A second light source can also be seen in the background, with rays of sunlight peeking out from behind thick clouds. This light source, however, does not affect the subjects in the foreground. It is instead used for dramatic effect, suggesting a funnel of spray emanating from the aerosol can.

The lettering on the can is based upon the text on a typical can of bug repellant. The content has been changed, however, so that the repellant is specifically for ducks, not for insects. Duck-B-Gone becomes the name of the spray, and at the bottom of the body of text it says that the spray “protects against annoying cuteness, squeaking, and quacking.”

Everything in the composition is angled to suggest tension and movement. All the rubber ducks face away from the aerosol can, moving away from it like the spokes on a bicycle wheel. Lines in the rocky ground plane generally recede to a point in the bottom portion of the aerosol can, enhancing the illusion of depth in the composition.  

I have always been a fan of science fiction, with War of the Worlds ranking as one of my favorite stories. I completed many drawings and small paintings of aliens and spaceships when I was in elementary and middle school. Some were from references, but most were from my imagination. Image from "War of the Worlds"

This painting was particularly fun for me because of its incorporation of elements from science fiction stories and movies. My goal was to retain the dark mood of scenes that inspired the image yet create a painting that is humorous and fun. I think it is almost impossible for anything with yellow rubber ducks to seem threatening or offensive. I caught myself laughing out loud several times as I was developing the image.

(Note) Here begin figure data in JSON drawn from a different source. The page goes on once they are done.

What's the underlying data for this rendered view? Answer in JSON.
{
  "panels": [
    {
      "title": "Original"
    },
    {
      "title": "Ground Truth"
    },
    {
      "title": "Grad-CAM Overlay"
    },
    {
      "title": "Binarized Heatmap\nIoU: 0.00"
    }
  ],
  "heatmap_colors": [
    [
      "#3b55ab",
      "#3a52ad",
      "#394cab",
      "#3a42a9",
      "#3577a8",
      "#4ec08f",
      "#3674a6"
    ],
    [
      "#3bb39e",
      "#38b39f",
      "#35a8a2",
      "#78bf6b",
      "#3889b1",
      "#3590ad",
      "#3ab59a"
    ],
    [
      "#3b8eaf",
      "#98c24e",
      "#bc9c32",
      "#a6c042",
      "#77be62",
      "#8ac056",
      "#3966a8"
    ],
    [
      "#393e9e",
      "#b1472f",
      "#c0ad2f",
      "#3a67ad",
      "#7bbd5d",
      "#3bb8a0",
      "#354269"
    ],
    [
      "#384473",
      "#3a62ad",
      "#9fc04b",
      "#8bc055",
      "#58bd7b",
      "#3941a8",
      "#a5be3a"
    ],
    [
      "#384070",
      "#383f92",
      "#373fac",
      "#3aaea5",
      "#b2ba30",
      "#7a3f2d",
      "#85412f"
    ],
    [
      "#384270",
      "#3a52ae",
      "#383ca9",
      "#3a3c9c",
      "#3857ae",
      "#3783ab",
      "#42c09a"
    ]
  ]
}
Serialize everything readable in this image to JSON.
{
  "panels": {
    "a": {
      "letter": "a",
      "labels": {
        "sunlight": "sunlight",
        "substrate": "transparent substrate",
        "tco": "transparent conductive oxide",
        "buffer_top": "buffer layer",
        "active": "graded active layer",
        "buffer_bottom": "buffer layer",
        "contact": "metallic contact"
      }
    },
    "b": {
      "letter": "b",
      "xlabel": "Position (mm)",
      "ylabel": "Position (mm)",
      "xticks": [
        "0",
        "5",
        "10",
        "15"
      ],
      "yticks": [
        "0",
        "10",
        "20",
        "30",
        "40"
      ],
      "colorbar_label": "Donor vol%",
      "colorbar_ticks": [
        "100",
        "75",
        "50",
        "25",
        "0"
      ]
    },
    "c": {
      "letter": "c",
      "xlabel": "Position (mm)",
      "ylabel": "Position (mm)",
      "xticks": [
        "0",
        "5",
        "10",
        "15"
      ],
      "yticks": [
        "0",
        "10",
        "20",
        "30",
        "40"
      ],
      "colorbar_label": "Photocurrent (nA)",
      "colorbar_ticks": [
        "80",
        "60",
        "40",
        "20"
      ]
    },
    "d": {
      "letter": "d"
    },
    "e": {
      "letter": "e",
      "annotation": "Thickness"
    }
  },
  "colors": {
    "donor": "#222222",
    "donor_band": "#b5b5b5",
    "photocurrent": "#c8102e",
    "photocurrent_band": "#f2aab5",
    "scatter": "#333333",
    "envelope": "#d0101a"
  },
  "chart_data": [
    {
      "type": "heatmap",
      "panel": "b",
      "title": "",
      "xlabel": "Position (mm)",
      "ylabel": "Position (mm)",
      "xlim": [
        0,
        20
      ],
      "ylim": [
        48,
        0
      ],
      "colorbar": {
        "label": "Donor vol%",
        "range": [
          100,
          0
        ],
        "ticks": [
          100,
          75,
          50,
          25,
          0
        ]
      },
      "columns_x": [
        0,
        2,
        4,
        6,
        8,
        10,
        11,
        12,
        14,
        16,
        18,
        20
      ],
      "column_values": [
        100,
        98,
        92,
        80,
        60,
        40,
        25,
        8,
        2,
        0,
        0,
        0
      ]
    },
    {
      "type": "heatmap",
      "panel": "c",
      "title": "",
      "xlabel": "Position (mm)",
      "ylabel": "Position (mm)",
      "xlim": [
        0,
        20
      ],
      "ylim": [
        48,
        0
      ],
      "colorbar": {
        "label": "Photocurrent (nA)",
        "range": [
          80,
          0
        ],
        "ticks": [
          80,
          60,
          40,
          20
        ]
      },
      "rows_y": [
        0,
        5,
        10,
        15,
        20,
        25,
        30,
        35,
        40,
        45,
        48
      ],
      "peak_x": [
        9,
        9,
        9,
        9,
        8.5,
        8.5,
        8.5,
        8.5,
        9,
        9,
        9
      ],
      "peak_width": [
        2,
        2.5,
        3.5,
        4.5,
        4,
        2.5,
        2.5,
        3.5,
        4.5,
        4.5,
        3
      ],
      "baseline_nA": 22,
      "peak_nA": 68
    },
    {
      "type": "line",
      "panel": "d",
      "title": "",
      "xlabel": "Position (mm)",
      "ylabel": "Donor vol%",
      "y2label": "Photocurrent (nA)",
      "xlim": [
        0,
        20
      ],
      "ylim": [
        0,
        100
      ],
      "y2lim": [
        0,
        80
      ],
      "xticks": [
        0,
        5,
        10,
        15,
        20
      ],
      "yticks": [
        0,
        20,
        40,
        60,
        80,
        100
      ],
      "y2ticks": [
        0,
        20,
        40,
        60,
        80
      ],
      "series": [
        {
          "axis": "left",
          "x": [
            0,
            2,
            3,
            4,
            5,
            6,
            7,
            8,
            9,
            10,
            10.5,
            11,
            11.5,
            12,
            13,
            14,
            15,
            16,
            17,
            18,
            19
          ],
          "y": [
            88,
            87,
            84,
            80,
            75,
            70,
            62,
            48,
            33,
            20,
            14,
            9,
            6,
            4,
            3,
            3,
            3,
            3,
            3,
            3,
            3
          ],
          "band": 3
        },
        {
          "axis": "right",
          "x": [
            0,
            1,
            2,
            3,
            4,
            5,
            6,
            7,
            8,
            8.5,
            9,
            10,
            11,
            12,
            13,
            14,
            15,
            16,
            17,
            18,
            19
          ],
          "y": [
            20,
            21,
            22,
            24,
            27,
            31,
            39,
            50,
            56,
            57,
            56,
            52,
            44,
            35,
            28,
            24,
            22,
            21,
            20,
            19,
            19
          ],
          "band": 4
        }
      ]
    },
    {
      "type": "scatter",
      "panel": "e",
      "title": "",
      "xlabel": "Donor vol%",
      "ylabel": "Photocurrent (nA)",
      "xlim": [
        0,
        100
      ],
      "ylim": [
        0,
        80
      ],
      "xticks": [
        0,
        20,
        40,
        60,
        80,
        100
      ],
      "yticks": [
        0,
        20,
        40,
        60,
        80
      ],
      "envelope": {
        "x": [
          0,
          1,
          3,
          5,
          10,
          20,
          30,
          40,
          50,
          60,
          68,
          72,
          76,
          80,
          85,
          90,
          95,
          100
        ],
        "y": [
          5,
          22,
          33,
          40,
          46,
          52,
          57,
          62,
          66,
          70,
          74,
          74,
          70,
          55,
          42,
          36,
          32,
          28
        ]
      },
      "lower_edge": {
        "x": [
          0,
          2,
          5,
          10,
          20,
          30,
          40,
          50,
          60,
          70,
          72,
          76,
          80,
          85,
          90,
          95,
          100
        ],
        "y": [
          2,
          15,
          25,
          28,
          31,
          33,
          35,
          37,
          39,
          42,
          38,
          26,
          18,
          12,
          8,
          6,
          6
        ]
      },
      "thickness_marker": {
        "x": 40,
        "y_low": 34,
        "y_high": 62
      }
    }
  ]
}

The most difficult part of the painting was the lettering on the aerosol can. It took a lot of time and concentration to keep the font consistent and make sure it was accurately wrapping around the tapering cylindrical form. The development of the negative space was important to the accurate rendition of the letters. I constantly worked back and forth between the negative space and the letters, making adjustments until font style and perspective were accurate.

I think fans of science fiction will be particularly drawn to this image due to its obvious influences. The over-dramatization is reminiscent of some of the campy sci-fi movies, with the inclusion of the rubber ducks making everything seem very silly.